24.02.2019 08:45 di Annalisa Cesaretti Twitter:    Vedi letture
© foto di Federico Gaetano
Lazio, Leiva si sposta in difesa: il centrocampista finisce a tu per tu con Piatek

Bastos ce la sta mettendo tutta per recuperare in vista del Milan, ma prima di aggrapparsi a false illusioni Inzaghi vuole studiare un piano b. Anzi, un "piano d". "D" come difensore, quello che in questo momento alla Lazio manca e che costringe il tecnico e tutto il reparto arretrato biancoceleste a correre ai ripari. E l'unica soluzione possibile in questo momento porta il nome di Leiva. Contro la squadra di Gattuso, infatti, Radu sarà squalificato, mentre gli infortunati Wallace e Luiz Felipe sono entrambi ancora lontani dal recupero.
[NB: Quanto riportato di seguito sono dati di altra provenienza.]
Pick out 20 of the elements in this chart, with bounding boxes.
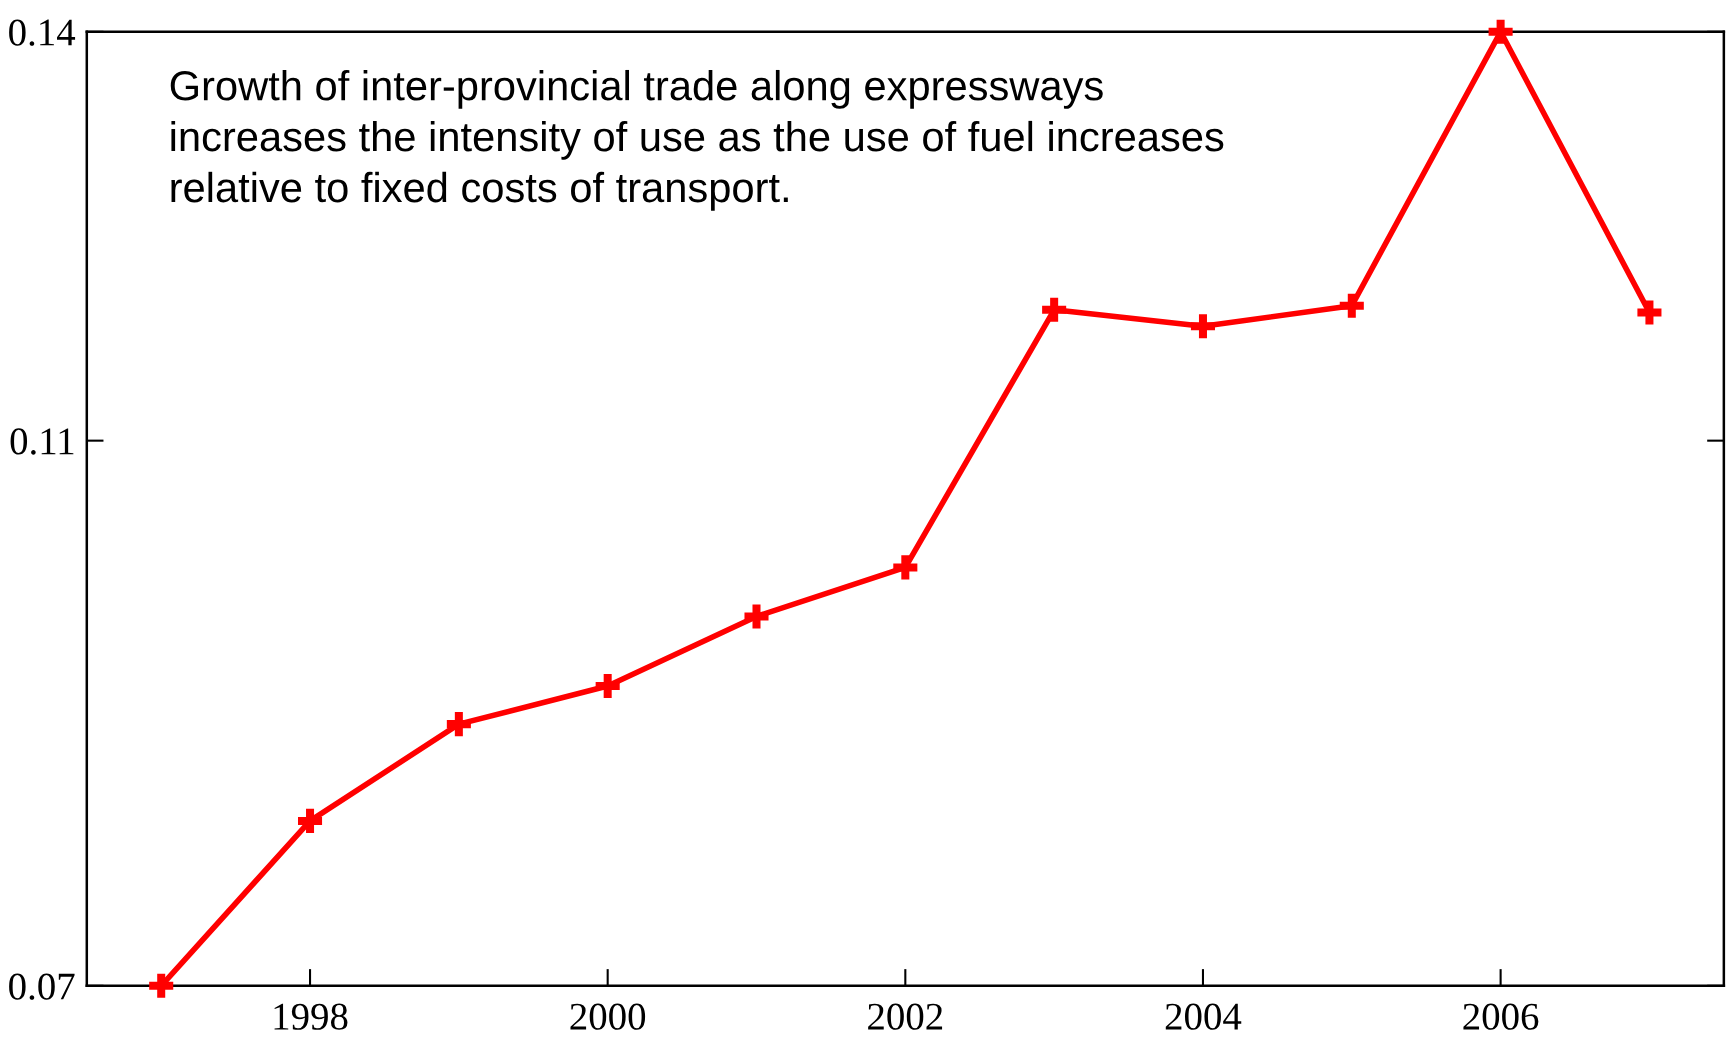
y-tick-label: 0.11 xyxy=(10,428,74,455)
point xyxy=(1339,293,1364,318)
point xyxy=(1488,19,1513,44)
point xyxy=(446,712,471,737)
point xyxy=(149,973,174,998)
point xyxy=(1190,314,1215,339)
y-tick-label: 0.07 xyxy=(9,973,75,1000)
point xyxy=(595,673,620,698)
annotation: Growth of inter-provincial trade along expressways increases the intensity of use as the use of fuel increases relative to fixed costs of transport. xyxy=(170,69,1224,211)
y-tick-label: 0.14 xyxy=(9,19,76,46)
point xyxy=(1637,300,1662,325)
x-tick-label: 2004 xyxy=(1165,1003,1242,1030)
x-tick-label: 1998 xyxy=(274,1003,348,1030)
x-tick-label: 2002 xyxy=(868,1003,943,1030)
point xyxy=(1042,297,1067,322)
point xyxy=(893,555,918,580)
point xyxy=(298,808,323,833)
x-tick-label: 2006 xyxy=(1463,1003,1539,1030)
point xyxy=(744,604,769,629)
x-tick-label: 2000 xyxy=(570,1003,646,1030)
Ecco perché - stando a quanto riportato dalla rassegna stampa di Radiosei - durante gli ultimi allenamenti svolti a Formello il centrocampista brasiliano si è spostato in difesa. L'idea di Inzaghi è di schierarlo al centro in una linea a tre, tra Patric e Acerbi. Lì si ritroverebbe a tu per tu con Piatek. Sì, proprio lui: quello che nelle ultime quattro partite ha segnato 6 gol. Un vero cecchino che sarebbe difficile da gestire persino per un difensore esperto, figuriamoci per uno improvvisato. È vero, Leiva in passato ha già ricoperto quel ruolo inedito. Gli era capitato quando indossava la maglia del Liverpool e per ben 17 volte. In tutte quelle occasioni Klopp lo ha schierato sì centrale, ma in una difesa a quattro. La stessa che Inzaghi considera poco, se non affatto. E infatti se con i Reds i risultati dell'esperimento sono stati piuttosto buoni - 9 vittorie, 2 pareggi e 6 sconfitte -, lo stesso non si può dire dei tentativi messi già in atto dalla Lazio. Nella scorsa stagione (contro Napoli e Genoa) come in quella corrente (sempre contro i rossoblù) gli esiti non sono stati poi così confortanti. Insomma, è vero che con il Liverpool da difensore Leiva ha saputo contenere attaccanti anche più forti di Piatek, ma in una difesa a quattro aveva un uomo in più a fargli da spalla. Ora è diverso, perché nel "piano d" il brasiliano può contare solo su se stesso. E ci conta anche Inzaghi.